Against the yen, it was down 0.6 percent at a two-week low of 98.615 yen. The euro was steady at $1.32810, after gaining 0.6 percent overnight on the back of positive economic reports from the euro zone.
Bank of America Merrill Lynch recommended investors to buy the dollar index and sell bonds, however.
“As summer ends, Great Rotation leadership should resume,” it wrote in a note.
“Significant monetary stimulus, the end of fiscal austerity, a booming housing market and record corporate cash balances should lead to a sharp pickup in the U.S. economy, which in turn should be positive for the U.S. dollar and negative for bonds.”
A gauge of planned U.S. business spending on capital goods rose in June, while new claims for jobless benefits edged higher last week but remained within a range that suggests the labour market’s recovery is on track.
The firmer yen weighed on Tokyo’s Nikkei share average , which sagged 3 percent to a more than two-week low in relatively light trade and was down 3.2 percent for the week, ending a five-week winning run and logging its worst weekly fall since early June.

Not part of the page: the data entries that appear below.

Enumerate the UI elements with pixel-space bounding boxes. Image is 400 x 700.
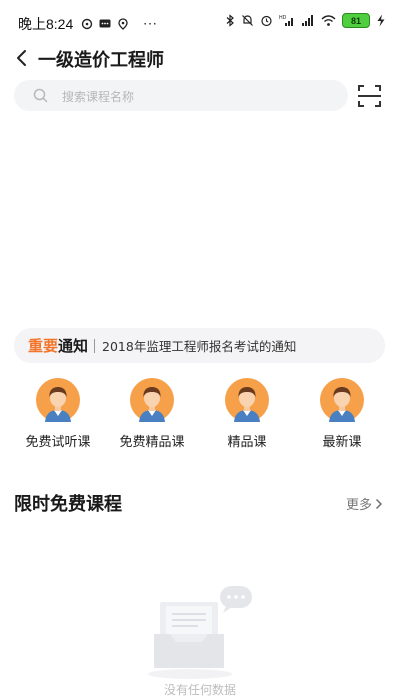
signal-icon xyxy=(302,15,313,26)
notice-tag-important: 重要 xyxy=(28,337,59,355)
sync-icon xyxy=(82,18,93,30)
category-label: 最新课 xyxy=(322,435,362,450)
scan-icon[interactable] xyxy=(357,84,382,108)
notice-tag: 重要通知 xyxy=(28,335,88,356)
category-latest[interactable]: 最新课 xyxy=(296,378,386,453)
teacher-avatar-icon xyxy=(320,378,364,422)
category-premium[interactable]: 精品课 xyxy=(201,378,291,453)
category-row: 免费试听课 免费精品课 精品课 最新课 xyxy=(0,378,400,453)
empty-state-text: 没有任何数据 xyxy=(163,683,236,697)
category-label: 免费试听课 xyxy=(25,435,91,450)
search-icon xyxy=(33,88,48,103)
charging-icon xyxy=(377,14,385,27)
svg-text:HD: HD xyxy=(279,15,287,21)
empty-inbox-icon xyxy=(148,586,252,679)
alarm-icon xyxy=(261,15,272,27)
page-title: 一级造价工程师 xyxy=(38,50,164,71)
wifi-icon xyxy=(321,15,336,26)
chevron-right-icon xyxy=(376,498,383,509)
status-time: 晚上8:24 xyxy=(18,16,74,32)
nav-bar: 一级造价工程师 xyxy=(0,42,400,76)
signal-hd-icon: HD xyxy=(279,15,293,26)
more-notifications-icon: ··· xyxy=(143,17,158,31)
category-label: 精品课 xyxy=(227,435,267,450)
status-bar: 晚上8:24 ··· HD 81 xyxy=(0,0,400,40)
more-link[interactable]: 更多 xyxy=(346,494,383,513)
notice-text: 2018年监理工程师报名考试的通知 xyxy=(102,339,297,354)
mute-bell-icon xyxy=(242,15,253,26)
battery-indicator: 81 xyxy=(342,13,370,28)
search-input[interactable] xyxy=(60,80,334,113)
teacher-avatar-icon xyxy=(130,378,174,422)
category-free-trial[interactable]: 免费试听课 xyxy=(12,378,102,453)
back-arrow-icon[interactable] xyxy=(12,46,34,70)
search-bar xyxy=(14,80,348,113)
more-label: 更多 xyxy=(346,498,373,513)
bluetooth-icon xyxy=(226,14,234,27)
category-free-premium[interactable]: 免费精品课 xyxy=(106,378,196,453)
teacher-avatar-icon xyxy=(225,378,269,422)
category-label: 免费精品课 xyxy=(119,435,185,450)
banner-area xyxy=(0,118,400,323)
notice-divider xyxy=(94,338,96,353)
teacher-avatar-icon xyxy=(36,378,80,422)
notice-bar[interactable]: 重要通知 2018年监理工程师报名考试的通知 xyxy=(14,328,385,363)
location-icon xyxy=(118,18,128,30)
notice-tag-notice: 通知 xyxy=(58,337,89,355)
message-icon xyxy=(99,19,111,28)
section-title: 限时免费课程 xyxy=(14,494,122,515)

“We are seeing the yen strengthening,” a Tokyo-based trader said. “There is also the summer fatigue. People are going on holiday and they are closing positions.”

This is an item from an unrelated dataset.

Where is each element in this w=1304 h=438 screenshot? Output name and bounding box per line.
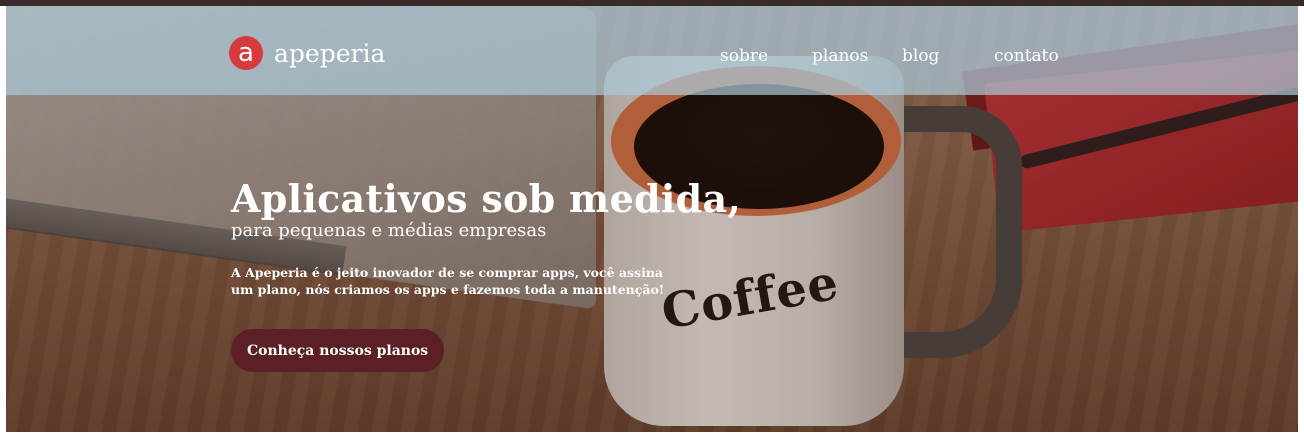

Japan’s consumer prices rose in June for the first time in more than a year, a positive sign for the government’s battle against deflation, but the rises centred on higher electricity bills rather than stronger demand that could drive a durable recovery.
“The rise in the CPI is mainly due to the weaker yen, which is raising import costs, so it’s too early to be overly optimistic. But we can say that ‘Abenomics’ is very much in play,” said Nobuhiko Kuramochi, strategist and economist at Mizuho Securities in Tokyo.
In another negative sign, Japanese companies’ one-month earnings momentum slowed dramatically this month, to 1.1 percent from 10.1 percent in June, according to Thomson Reuters I/B/E/S, while that for MSCI Asia-Pacific ex-Japan index deteriorated further to minus 7.1 percent from minus 5 percent.
The MSCI Asia-Pacific ex-Japan index advanced 0.4 percent on Friday, but China’s CSI300 index slipped 0.3 percent.
Seoul shares were steady percent. Samsung Electronics Co Ltd dropped 0.9 percent after its April-June operating profit increased 47.5 percent to 9.5 trillion won ($8.5 billion), in line with its estimate.
In the commodity markets, Copper prices eased 0.5 percent to just below $7,000 a tonne. They had slipped 0.6 percent on Thursday, to snap a five-day winning run, on concerns that a slowing Chinese economy may dent demand from the world’s top consumer.
Brent crude prices dipped 0.2 percent to around $107.50 a barrel after gaining 0.4 percent overnight on the back of the weaker dollar.
But gold added 0.4 percent, extending a 0.9 percent rise in the previous session.